A. Une pratique sans fondement, contraire aux principes directeurs du procès civil

Aucun texte n’autorise à conférer à l’expert un rôle de filtre procédural.

La jurisprudence rappelle de manière constante que :

  • l’expert n’est ni partie ni juge,

  • il ne tranche aucune question juridique (CA Aix-en-Provence, 24 février 2012),

  • et le juge n’est jamais lié par ses constatations (CA Versailles, 4 mai 2018).

Subordonner une ordonnance commune à l’avis de l’expert revient pourtant :

  • à porter atteinte à l’initiative des parties (article 1er CPC),

  • à dévoyer le contradictoire,

  • et à créer une délégation implicite du pouvoir juridictionnel, prohibée par l’article 12 du CPC.

Cette dérive nourrit la figure doctrinale de l’« expert-prince », dénoncée tant par la doctrine que par la jurisprudence, et illustrée par la multiplication des contentieux où la stratégie procédurale se trouve dictée, de fait, par le calendrier ou les positions de l’expert.

B. Délais, sécurité juridique et risques contentieux : une vigilance stratégique indispensable

Aucune décision n’a, à ce jour, sanctionné explicitement un refus d’ordonnance commune par la perte d’un effet interruptif ou suspensif de prescription.
Mais la jurisprudence rappelle avec force que les effets sur les délais sont attachés à l’ordonnance du juge, et non à l’exécution de l’expertise ni à l’avis de l’expert (CA Douai, 5 janvier 2023).

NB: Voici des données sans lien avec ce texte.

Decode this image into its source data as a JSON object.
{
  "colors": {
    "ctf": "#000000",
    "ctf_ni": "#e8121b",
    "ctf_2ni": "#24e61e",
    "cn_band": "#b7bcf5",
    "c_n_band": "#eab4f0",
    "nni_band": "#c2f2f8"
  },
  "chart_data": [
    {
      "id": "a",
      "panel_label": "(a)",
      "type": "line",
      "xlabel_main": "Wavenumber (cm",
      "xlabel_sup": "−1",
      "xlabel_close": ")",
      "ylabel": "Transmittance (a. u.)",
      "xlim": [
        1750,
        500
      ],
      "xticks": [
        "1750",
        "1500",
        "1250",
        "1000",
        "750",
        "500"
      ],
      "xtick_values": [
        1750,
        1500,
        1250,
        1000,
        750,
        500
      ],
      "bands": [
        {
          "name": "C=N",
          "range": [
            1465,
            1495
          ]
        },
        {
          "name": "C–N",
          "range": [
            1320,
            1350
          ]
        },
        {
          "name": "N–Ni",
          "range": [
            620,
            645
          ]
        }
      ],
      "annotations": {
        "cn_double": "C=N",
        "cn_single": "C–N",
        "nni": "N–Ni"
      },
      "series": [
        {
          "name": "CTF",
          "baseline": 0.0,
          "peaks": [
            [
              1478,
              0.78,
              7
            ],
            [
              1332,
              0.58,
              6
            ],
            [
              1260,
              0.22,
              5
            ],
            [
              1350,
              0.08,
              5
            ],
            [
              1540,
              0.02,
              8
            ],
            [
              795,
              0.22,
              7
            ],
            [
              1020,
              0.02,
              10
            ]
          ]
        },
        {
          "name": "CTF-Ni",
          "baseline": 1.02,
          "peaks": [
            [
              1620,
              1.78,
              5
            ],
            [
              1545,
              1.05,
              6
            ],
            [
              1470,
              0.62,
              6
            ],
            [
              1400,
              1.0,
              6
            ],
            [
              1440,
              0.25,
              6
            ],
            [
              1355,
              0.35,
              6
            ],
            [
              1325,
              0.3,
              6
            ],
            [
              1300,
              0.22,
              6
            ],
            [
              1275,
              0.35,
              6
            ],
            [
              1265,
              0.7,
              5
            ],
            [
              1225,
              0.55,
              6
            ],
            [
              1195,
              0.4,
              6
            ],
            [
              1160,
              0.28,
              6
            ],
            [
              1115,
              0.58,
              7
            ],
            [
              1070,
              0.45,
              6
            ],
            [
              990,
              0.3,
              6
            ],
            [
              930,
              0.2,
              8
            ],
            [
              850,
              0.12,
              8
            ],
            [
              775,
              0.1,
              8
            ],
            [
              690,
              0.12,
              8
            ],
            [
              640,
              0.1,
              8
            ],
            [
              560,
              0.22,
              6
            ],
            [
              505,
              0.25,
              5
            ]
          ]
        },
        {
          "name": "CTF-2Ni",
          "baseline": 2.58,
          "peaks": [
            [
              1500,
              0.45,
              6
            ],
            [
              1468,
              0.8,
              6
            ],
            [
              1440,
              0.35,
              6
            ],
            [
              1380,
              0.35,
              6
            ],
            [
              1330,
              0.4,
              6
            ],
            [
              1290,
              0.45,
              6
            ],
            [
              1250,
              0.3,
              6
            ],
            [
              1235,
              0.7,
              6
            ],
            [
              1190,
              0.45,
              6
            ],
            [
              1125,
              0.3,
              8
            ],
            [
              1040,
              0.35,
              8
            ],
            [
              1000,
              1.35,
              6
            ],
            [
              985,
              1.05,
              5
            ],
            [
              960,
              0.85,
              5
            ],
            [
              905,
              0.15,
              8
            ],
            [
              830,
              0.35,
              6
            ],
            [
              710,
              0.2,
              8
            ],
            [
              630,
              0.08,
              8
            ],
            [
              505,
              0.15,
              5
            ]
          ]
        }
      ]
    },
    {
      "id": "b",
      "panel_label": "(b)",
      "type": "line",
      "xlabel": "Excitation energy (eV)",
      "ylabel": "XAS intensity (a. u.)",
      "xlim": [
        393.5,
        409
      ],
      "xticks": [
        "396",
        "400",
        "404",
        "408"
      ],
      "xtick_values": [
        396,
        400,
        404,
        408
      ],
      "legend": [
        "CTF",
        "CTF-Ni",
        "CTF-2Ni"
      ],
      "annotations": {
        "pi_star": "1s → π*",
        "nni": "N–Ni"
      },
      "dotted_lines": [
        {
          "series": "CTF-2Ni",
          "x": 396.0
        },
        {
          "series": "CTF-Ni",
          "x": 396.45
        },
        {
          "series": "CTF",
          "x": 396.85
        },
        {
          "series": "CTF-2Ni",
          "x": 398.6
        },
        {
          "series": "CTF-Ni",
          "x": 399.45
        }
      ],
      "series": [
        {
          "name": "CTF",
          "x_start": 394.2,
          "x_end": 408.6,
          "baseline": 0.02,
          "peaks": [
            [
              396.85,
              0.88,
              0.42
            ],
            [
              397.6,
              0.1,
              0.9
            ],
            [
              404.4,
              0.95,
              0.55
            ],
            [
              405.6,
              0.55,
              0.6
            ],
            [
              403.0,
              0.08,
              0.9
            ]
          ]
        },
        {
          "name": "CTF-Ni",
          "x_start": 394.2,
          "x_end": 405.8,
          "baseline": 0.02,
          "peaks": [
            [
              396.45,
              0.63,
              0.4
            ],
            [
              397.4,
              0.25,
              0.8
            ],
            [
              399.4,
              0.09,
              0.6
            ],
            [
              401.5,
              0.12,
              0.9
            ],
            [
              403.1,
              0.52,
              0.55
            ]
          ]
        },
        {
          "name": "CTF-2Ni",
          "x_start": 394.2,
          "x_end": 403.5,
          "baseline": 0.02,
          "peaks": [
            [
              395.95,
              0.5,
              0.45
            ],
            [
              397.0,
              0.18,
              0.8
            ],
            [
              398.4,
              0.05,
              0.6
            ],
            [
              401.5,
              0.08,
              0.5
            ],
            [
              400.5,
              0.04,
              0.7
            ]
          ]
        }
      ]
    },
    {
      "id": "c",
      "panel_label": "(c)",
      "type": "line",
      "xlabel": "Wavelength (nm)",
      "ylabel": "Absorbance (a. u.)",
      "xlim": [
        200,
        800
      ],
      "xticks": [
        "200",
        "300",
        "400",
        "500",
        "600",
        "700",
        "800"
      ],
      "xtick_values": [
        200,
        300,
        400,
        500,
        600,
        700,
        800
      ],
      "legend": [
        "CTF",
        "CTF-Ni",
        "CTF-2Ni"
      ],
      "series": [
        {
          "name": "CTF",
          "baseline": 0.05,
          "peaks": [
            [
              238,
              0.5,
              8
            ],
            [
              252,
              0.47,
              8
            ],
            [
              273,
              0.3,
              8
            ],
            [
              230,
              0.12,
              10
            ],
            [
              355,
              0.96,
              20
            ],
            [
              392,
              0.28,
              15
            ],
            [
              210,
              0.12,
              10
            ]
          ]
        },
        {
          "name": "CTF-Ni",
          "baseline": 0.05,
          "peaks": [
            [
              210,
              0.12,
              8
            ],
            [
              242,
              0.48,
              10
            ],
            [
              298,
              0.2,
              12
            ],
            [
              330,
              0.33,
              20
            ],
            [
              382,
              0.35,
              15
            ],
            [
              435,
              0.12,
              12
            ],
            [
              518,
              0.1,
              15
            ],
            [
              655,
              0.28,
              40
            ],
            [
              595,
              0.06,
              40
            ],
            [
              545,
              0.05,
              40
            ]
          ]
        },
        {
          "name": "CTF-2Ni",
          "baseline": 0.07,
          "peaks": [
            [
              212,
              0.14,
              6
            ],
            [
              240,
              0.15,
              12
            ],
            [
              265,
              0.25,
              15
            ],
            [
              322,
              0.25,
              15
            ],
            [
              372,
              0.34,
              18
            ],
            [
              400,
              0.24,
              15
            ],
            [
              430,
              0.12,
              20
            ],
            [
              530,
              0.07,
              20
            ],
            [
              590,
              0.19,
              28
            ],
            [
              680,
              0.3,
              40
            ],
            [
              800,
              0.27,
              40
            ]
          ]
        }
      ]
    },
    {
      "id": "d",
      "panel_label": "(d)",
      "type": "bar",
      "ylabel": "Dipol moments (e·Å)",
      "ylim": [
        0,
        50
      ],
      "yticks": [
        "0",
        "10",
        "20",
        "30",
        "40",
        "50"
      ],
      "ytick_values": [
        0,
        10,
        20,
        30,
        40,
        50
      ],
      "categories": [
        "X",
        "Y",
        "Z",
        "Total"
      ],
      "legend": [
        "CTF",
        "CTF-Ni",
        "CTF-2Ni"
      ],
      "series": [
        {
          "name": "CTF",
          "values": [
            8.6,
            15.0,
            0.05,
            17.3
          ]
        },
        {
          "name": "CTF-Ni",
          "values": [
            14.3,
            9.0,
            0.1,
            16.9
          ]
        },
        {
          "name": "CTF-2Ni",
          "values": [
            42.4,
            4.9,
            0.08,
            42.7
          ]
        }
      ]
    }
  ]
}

En d’autres termes, un refus infondé d’ordonnance commune :

  • fragilise l’opposabilité de l’expertise,

  • multiplie les procédures,

  • et expose les parties à des stratégies défensives agressives au fond.

Exemple pratique – TURLAN AVOCATS
Dans un dossier de référé expertise à forts enjeux financiers, le cabinet a sécurisé la procédure en contestant immédiatement l’exigence illégale d’un avis d’expert, obtenant l’intégration d’une partie déterminante et garantissant ainsi la pleine opposabilité du rapport à venir.


Conclusion

L’usage ne fait pas la loi.
En matière d’ordonnance commune, la jurisprudence est claire : l’avis de l’expert judiciaire n’est pas requis, sauf extension de mission.
​​​​​​​Persister dans une pratique contraire, c’est affaiblir le procès, déséquilibrer les droits des parties et confondre technique et droit.

La maîtrise de ces distinctions, la capacité à qualifier juridiquement la demande et à anticiper ses effets procéduraux constituent aujourd’hui un avantage contentieux décisif.